In the experiment testing the stability of native complexes, 75 μg of mitochondrial protein were solubilized in 50 μl of ice-cold buffer containing 1% (w/v) digitonin or 1% (w/v) Triton X-100 and incubated for 10 min at different temperatures ranging from 0°C to 25°C. After this treatment, mitochondrial lysates were analyzed by BN-PAGE, as described.
For subunit analysis of native complexes, sample lanes from BN-PAGE were excised from the gel and incubated in a solution containing 60 mM Tris/HCl (pH 6.8) and 0.2% SDS for 20 min at room temperature; each gel strip was then placed horizontally in the gel-pouring apparatus for the second dimension (SDS-PAGE) , already containing the separating gel (15% polyacrylamide and 0.1% SDS). The gel slice was subsequently encased in 5% polyacrylamide stacking gel and finally submitted to electrophoresis. The calibration markers used in the SDS-PAGE were albumin (66 kDa), ovalbumin (45 kDa), glyceraldehyde 3-phosphate dehydrogenase (36 kDa), carbonic anhydrase (29 kDa), trypsinogen (24 kDa), trypsin inhibitor (20.1 kDa) and α-lactoglobulin (14.2 kDa).
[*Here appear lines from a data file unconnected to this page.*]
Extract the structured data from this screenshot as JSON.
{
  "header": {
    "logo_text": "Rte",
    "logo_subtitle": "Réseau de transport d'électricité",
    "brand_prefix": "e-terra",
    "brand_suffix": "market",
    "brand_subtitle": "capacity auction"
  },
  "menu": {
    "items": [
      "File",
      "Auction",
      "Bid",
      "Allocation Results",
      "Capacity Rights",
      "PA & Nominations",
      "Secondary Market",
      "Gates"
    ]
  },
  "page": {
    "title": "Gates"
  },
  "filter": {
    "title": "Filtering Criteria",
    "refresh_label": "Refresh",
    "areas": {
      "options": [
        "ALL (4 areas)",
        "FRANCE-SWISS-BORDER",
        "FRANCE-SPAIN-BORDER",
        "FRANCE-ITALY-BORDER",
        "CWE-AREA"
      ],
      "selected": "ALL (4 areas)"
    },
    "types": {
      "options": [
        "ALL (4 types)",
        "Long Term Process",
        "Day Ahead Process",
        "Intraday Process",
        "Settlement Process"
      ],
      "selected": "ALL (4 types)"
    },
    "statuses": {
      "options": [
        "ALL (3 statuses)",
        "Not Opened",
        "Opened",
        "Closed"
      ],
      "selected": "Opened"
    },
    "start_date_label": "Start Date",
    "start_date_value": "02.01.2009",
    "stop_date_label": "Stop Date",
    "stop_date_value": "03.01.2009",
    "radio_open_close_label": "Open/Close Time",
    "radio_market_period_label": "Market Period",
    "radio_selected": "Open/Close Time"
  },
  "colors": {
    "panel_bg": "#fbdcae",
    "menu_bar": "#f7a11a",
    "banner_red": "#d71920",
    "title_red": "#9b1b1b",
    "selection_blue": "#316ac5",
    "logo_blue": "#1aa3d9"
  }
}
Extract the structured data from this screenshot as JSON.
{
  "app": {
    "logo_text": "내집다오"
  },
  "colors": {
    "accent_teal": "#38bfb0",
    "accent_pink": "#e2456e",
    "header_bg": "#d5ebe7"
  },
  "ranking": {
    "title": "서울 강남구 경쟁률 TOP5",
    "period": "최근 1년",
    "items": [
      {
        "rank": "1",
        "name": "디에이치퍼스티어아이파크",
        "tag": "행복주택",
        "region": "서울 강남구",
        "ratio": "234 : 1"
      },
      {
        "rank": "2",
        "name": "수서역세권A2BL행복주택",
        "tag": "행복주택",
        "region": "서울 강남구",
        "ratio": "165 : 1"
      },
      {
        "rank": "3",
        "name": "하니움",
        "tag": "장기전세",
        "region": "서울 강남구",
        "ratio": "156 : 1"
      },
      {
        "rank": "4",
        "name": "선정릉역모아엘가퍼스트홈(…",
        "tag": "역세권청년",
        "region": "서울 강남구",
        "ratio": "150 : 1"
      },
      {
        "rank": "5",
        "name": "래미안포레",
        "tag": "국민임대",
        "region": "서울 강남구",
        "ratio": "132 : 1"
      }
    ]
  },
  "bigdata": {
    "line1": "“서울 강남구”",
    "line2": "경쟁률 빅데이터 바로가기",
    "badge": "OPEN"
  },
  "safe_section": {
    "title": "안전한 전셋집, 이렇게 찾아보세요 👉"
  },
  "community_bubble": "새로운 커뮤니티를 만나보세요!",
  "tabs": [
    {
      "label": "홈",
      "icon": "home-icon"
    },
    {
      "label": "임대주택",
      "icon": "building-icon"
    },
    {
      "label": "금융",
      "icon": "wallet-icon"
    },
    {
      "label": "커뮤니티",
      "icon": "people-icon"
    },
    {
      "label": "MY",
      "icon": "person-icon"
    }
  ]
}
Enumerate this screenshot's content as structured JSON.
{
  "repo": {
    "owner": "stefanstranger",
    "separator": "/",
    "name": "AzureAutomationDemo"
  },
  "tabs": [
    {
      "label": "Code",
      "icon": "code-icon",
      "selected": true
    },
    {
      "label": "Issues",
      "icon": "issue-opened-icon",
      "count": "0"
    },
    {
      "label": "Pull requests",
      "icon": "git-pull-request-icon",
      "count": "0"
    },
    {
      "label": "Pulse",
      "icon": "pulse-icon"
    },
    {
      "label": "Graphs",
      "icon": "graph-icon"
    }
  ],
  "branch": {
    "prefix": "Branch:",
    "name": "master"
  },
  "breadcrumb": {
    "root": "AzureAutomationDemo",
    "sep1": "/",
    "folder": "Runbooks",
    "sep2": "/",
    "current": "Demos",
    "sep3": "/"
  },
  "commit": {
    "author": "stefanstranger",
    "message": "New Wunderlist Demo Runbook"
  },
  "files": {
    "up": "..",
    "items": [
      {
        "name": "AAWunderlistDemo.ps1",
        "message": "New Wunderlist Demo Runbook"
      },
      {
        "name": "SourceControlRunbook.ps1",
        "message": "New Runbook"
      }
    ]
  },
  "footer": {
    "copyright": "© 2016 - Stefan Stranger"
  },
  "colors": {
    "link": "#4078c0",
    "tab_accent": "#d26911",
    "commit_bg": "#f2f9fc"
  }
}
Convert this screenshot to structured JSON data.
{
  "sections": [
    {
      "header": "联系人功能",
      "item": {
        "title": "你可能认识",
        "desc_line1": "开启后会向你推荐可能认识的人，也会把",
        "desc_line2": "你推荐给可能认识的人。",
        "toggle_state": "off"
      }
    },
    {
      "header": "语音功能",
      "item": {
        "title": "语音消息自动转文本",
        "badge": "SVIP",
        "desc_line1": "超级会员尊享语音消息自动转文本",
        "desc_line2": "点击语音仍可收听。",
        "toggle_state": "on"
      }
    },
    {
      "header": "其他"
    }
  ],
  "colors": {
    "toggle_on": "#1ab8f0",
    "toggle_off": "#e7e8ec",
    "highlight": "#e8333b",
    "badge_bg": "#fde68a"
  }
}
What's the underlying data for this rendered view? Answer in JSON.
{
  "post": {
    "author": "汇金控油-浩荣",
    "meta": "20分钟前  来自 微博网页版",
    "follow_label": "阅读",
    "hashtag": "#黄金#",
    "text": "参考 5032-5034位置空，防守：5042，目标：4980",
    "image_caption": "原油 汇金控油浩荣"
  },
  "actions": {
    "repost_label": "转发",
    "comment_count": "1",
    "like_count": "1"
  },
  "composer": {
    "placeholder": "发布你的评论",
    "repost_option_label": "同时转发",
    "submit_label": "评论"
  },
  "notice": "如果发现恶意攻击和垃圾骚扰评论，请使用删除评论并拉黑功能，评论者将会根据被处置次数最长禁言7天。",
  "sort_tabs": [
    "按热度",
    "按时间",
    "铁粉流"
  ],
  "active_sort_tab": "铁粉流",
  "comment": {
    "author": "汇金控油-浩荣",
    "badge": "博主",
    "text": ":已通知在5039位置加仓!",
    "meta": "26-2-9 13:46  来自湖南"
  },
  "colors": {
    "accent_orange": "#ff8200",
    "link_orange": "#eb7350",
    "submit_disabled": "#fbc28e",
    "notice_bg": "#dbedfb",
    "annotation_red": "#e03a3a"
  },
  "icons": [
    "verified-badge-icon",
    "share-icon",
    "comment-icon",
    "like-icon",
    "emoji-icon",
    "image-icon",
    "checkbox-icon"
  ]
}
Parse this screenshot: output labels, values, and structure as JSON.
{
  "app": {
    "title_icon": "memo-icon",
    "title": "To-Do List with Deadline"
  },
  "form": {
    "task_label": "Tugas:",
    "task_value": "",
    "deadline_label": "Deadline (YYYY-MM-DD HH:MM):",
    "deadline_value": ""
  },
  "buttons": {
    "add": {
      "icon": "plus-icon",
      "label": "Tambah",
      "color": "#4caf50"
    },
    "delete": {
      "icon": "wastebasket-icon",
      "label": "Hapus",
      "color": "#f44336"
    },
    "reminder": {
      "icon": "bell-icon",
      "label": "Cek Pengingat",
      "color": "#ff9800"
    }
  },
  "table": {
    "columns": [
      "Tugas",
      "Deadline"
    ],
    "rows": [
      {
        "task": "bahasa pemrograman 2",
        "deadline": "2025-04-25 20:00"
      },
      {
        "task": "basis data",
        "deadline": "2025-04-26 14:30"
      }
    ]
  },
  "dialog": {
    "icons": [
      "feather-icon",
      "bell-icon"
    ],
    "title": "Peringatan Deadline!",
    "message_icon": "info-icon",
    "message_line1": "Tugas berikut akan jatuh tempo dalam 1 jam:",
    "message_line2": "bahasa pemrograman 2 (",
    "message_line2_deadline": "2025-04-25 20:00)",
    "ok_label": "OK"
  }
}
After BN-PAGE and two-dimensional BN/SDS-PAGE, the mitochondrial proteins were transferred to nitrocellulose by Western blotting following standard procedures. Immunodetection was performed using polyclonal and monoclonal primary antibodies against the various subunits of the yeast cytochrome bc1 complex. Another antibody used in this study was that against Bcs1p (a generous gift from R. Stuart, Marquette University, Milwaukee, WI, USA). The secondary antibodies were peroxidase-conjugated anti-rabbit IgG (Chemie, Rockford, IL, USA) or anti-mouse IgG (Amersham Biosciences, Chalfont St Giles, UK). The ECL kit was used for the immunodetection, and the fluorographs were quantified using an Imaging Densitometer GS-700 from Bio-Rad (Hercules, CA, USA).
Protein determination was carried out according to published methods [49,50]. Standard procedures were used for the preparation and ligation of DNA fragments, for the transformation of E. coli and the isolation of plasmid DNA from bacterial cells . Other yeast genetic methods used were as described in .
This work was supported by the Ministero dell’Istruzione, dell’Università e della Ricerca (MIUR) PRIN 2006, and by National Institutes of Health Research Grant GM 20379.